Last fall, the review body lambasted C-IRG for its wrongful arrest of hiker Brian Smallshaw, criticizing the unit for its “disproportionately intrusive methods,” at the Fairy Creek anti-logging blockades in 2021.
Meanwhile, the complaints commission is already conducting a systemic investigation into the unit, which was renamed the Critical Response Unit, or CRU-BC, amid the federal probe last year.
While it’s taken years, Cox suggests chickens are coming home to roost for a unit that documents show was created to defend pipelines from Indigenous activists and environmentalists.
“The systemic review that comes out later this year is going to be perhaps even more scathing, and I hope that that leads the RCMP to get rid of the C-IRG,” said Cox.
“I don’t think the C-IRG is defensible. I don’t think it’s redeemable. It is a really bald faced exercise in policing at the service of industry.”
Turner was assigned to cover Wet’suwet’en resistance to the Coastal GasLink pipeline in 2020. That February, RCMP swept in to enforce an injunction against blockades interfering with pipeline construction.
Turner was previously granted access to the area, the review says, but an RCMP member told him that the “rules had changed.” Instead, Mounties excluded Turner, detained him for hours and threatened him with arrest, heavily curtailing his freedom of movement.
‘Overreach of police powers’
In the 70-page final report, the commission says the RCMP’s use of “access control points and exclusion zones” was unreasonable, calling the threats to arrest Turner groundless and his subsequent detention unjustified.
The RCMP’s conduct was “imperious, ill-considered, and arguably unlawful,” and the report expresses concern that the media barriers were “a feature, not a bug,” of the operation’s design.
“The RCMP’s unreasonable conduct … caused a substantial and serious interference with the freedom of the press, including Mr.
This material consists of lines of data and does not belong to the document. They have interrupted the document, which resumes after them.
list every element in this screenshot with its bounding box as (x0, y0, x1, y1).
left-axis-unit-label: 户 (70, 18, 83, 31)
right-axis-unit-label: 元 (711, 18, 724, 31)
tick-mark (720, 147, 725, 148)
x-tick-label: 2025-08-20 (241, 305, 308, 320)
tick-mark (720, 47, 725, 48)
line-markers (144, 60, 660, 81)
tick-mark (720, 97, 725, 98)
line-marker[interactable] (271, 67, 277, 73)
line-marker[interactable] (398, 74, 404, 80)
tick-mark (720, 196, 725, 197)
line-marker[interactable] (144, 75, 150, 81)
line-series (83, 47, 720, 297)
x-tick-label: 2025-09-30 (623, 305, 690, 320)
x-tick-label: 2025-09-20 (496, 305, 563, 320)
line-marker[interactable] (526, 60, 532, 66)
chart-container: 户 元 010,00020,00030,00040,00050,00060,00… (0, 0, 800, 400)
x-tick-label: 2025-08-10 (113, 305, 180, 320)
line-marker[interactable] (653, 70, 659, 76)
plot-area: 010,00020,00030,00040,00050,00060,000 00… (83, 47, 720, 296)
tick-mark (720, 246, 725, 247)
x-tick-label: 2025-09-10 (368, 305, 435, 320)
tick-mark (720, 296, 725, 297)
Turner’s ability to report on an important Indigenous matter in the public interest, inconsistent with the common law and the Canadian Charter of Rights and Freedoms,” the commission says.
The report says the RCMP approached Turner and other reporters with disquiet and distrust, relying on coercive powers to exclude and control rather than constructive dialogue. This distrust was grounded in “vague and speculative” concerns activists may be posing as journalists.
“Officers can deal with such cases when they have reasonable suspicion of specific wrongdoing, but it is unreasonable to treat the media as potential adversaries in blanket fashion,” the commission says.
“This leads to potential suppression of freedom of the press and an overreach of police powers.”
The review comes after the RCMP investigated and cleared itself of misconduct in the case, as the commission can only review complaints where the complainant is dissatisfied with the RCMP’s investigation.
In response, the RCMP commissioner agreed with all the findings and promised to act. The force supported all the recommendations except one, which calls for a standardized policy for accrediting reporters.
“There are operational and logistical barriers in implementing an effective policy for unplanned events such as protests,” RCMP Commissioner Mike Duheme said in a letter to the Civilian Review and Complaints Commission.
Cox and Turner were also concerned by that recommendation but for a different reason.
“That’s just a step towards totalitarianism, having the Canadian national police force determine who gets to be a journalist,” said Turner.
As for Coastal GasLink, the pipeline is now mechanically complete and awaiting completion of an LNG Canada export terminal in Kitimat, B.C.